The old cliché "You’re not paranoid if they really are out to get you" turns out to apply quite nicely to the world of P2P file-sharing. A trio of intrepid researchers from the University of California-Riverside decided to see just how often a P2P user might be tracked by content owners. Their startling conclusion: "naive" users will exchange data with such "fake users" 100 percent of the time.
Anirban Banerjee, Michalis Faloutsos, and Laxmi Bhuyan collected more than 100GB of TCP header information from P2P networks back in early 2006 using a specially-doctored client. The goal of the research was a simple one: to determine "how likely is it that a user will run into such a ‘fake user’ and thus run the risk of a lawsuit?" The results are outlined in a recent paper (PDF), "P2P: Is Big Brother Watching You?"
For years, P2P communities have suspected that affiliates of the RIAA, the MPAA, and others have been haunting P2P networks to look for those who might be swapping copyrighted files. It’s more than a hunch; it’s well documented that companies like SafeNet (formerly Media Sentry) engage in this sort of work, and that their testimony is routinely produced at trials. It helped to bring down Jammie Thomas, in fact.
But identifying these organizations is hard. The nature of their business is to remain shadowy, but P2P advocates have spent years compiling "blocklists" of IP ranges that are suspected of belonging to such companies. Connect to a "user" who has an IP address in one of the blocklists and bam: you’ve just been tracked swapping a file.
By parsing all of the TCP headers that they collected over the course of 90 days, the UC-Riverside researchers came to several conclusions:
- If you don’t use a blocklist, you will be tracked. Every one of the researchers’ test clients that did not use a blocklist soon connected to an IP address found within those lists. It turns out that 12 to 17 percent of all IP addresses on the network belonged to these blocklisted ranges.
- Trackers aren’t that hard to avoid. While "naive" clients may all connect to blocklisted users, it wasn’t that hard to stay away from the vast majority of such "fake users." Researchers found that "avoiding just the top 5 blocklisted IPs reduces the chance of being tracked to about 1 percent."
- Content owners hide their tracks. Much of this tracking work is farmed out from content owners to companies like SafeNet and BayTSP, and these companies in turn take care to hide their tracks.
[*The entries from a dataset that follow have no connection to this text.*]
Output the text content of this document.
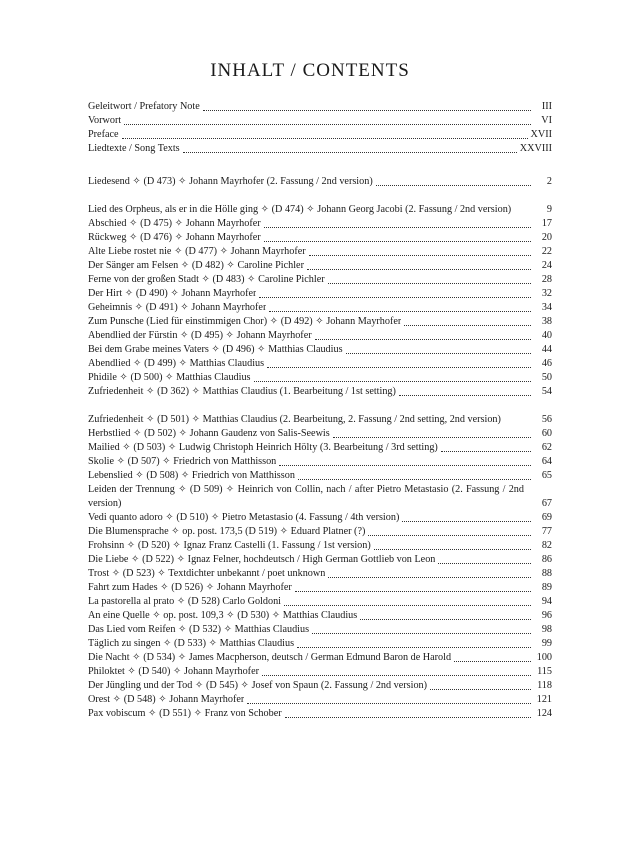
INHALT / CONTENTS
Geleitwort / Prefatory Note	III
Vorwort	VI
Preface	XVII
Liedtexte / Song Texts	XXVIII
Liedesend ✧ (D 473) ✧ Johann Mayrhofer (2. Fassung / 2nd version)	2
Lied des Orpheus, als er in die Hölle ging ✧ (D 474) ✧ Johann Georg Jacobi (2. Fassung / 2nd version)	9
Abschied ✧ (D 475) ✧ Johann Mayrhofer	17
Rückweg ✧ (D 476) ✧ Johann Mayrhofer	20
Alte Liebe rostet nie ✧ (D 477) ✧ Johann Mayrhofer	22
Der Sänger am Felsen ✧ (D 482) ✧ Caroline Pichler	24
Ferne von der großen Stadt ✧ (D 483) ✧ Caroline Pichler	28
Der Hirt ✧ (D 490) ✧ Johann Mayrhofer	32
Geheimnis ✧ (D 491) ✧ Johann Mayrhofer	34
Zum Punsche (Lied für einstimmigen Chor) ✧ (D 492) ✧ Johann Mayrhofer	38
Abendlied der Fürstin ✧ (D 495) ✧ Johann Mayrhofer	40
Bei dem Grabe meines Vaters ✧ (D 496) ✧ Matthias Claudius	44
Abendlied ✧ (D 499) ✧ Matthias Claudius	46
Phidile ✧ (D 500) ✧ Matthias Claudius	50
Zufriedenheit ✧ (D 362) ✧ Matthias Claudius (1. Bearbeitung / 1st setting)	54
Zufriedenheit ✧ (D 501) ✧ Matthias Claudius (2. Bearbeitung, 2. Fassung / 2nd setting, 2nd version)	56
Herbstlied ✧ (D 502) ✧ Johann Gaudenz von Salis-Seewis	60
Mailied ✧ (D 503) ✧ Ludwig Christoph Heinrich Hölty (3. Bearbeitung / 3rd setting)	62
Skolie ✧ (D 507) ✧ Friedrich von Matthisson	64
Lebenslied ✧ (D 508) ✧ Friedrich von Matthisson	65
Leiden der Trennung ✧ (D 509) ✧ Heinrich von Collin, nach / after Pietro Metastasio (2. Fassung / 2nd version)	67
Vedi quanto adoro ✧ (D 510) ✧ Pietro Metastasio (4. Fassung / 4th version)	69
Die Blumensprache ✧ op. post. 173,5 (D 519) ✧ Eduard Platner (?)	77
Frohsinn ✧ (D 520) ✧ Ignaz Franz Castelli (1. Fassung / 1st version)	82
Die Liebe ✧ (D 522) ✧ Ignaz Felner, hochdeutsch / High German Gottlieb von Leon	86
Trost ✧ (D 523) ✧ Textdichter unbekannt / poet unknown	88
Fahrt zum Hades ✧ (D 526) ✧ Johann Mayrhofer	89
La pastorella al prato ✧ (D 528) Carlo Goldoni	94
An eine Quelle ✧ op. post. 109,3 ✧ (D 530) ✧ Matthias Claudius	96
Das Lied vom Reifen ✧ (D 532) ✧ Matthias Claudius	98
Täglich zu singen ✧ (D 533) ✧ Matthias Claudius	99
Die Nacht ✧ (D 534) ✧ James Macpherson, deutsch / German Edmund Baron de Harold	100
Philoktet ✧ (D 540) ✧ Johann Mayrhofer	115
Der Jüngling und der Tod ✧ (D 545) ✧ Josef von Spaun (2. Fassung / 2nd version)	118
Orest ✧ (D 548) ✧ Johann Mayrhofer	121
Pax vobiscum ✧ (D 551) ✧ Franz von Schober	124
When the researchers ran reverse DNS lookups on the blocklisted ranges, they found that only 0.5 percent of those addresses resolved back to media companies in an obvious way.
- Meet the BOGONS. One of the strategies for remaining anonymous is to operate from BOGON IP ranges. These ranges are unallocated blocks of addresses that should ordinarily not be used on the public Internet. Of the top fifteen blocklist entities that were discovered during testing, 12 were in BOGON ranges. The researchers note that "these sources deliberately wish to conceal their identities while serving files on P2P networks," and reverse DNS queries on these addresses produce little useful information.
The takeaway here is simple: P2P users who don’t utilize the blocklists are just about guaranteed to be tracked by "fake users" operating out of those ranges, and thus seem to open the door to possible litigation should the dice be rolled against them.
The study does have one major caveat, however; it does not attempt to determine if the blocklists actually correspond to tracking organizations like SafeNet. The researchers note that "this would be interesting and challenging future work." While using a blocklist makes it easy to avoid connecting to IP addresses found on that list, it’s not clear that every range on the lists is really a tracker. Conversely, there’s no way to know if addresses not on the list might in fact be tracking users.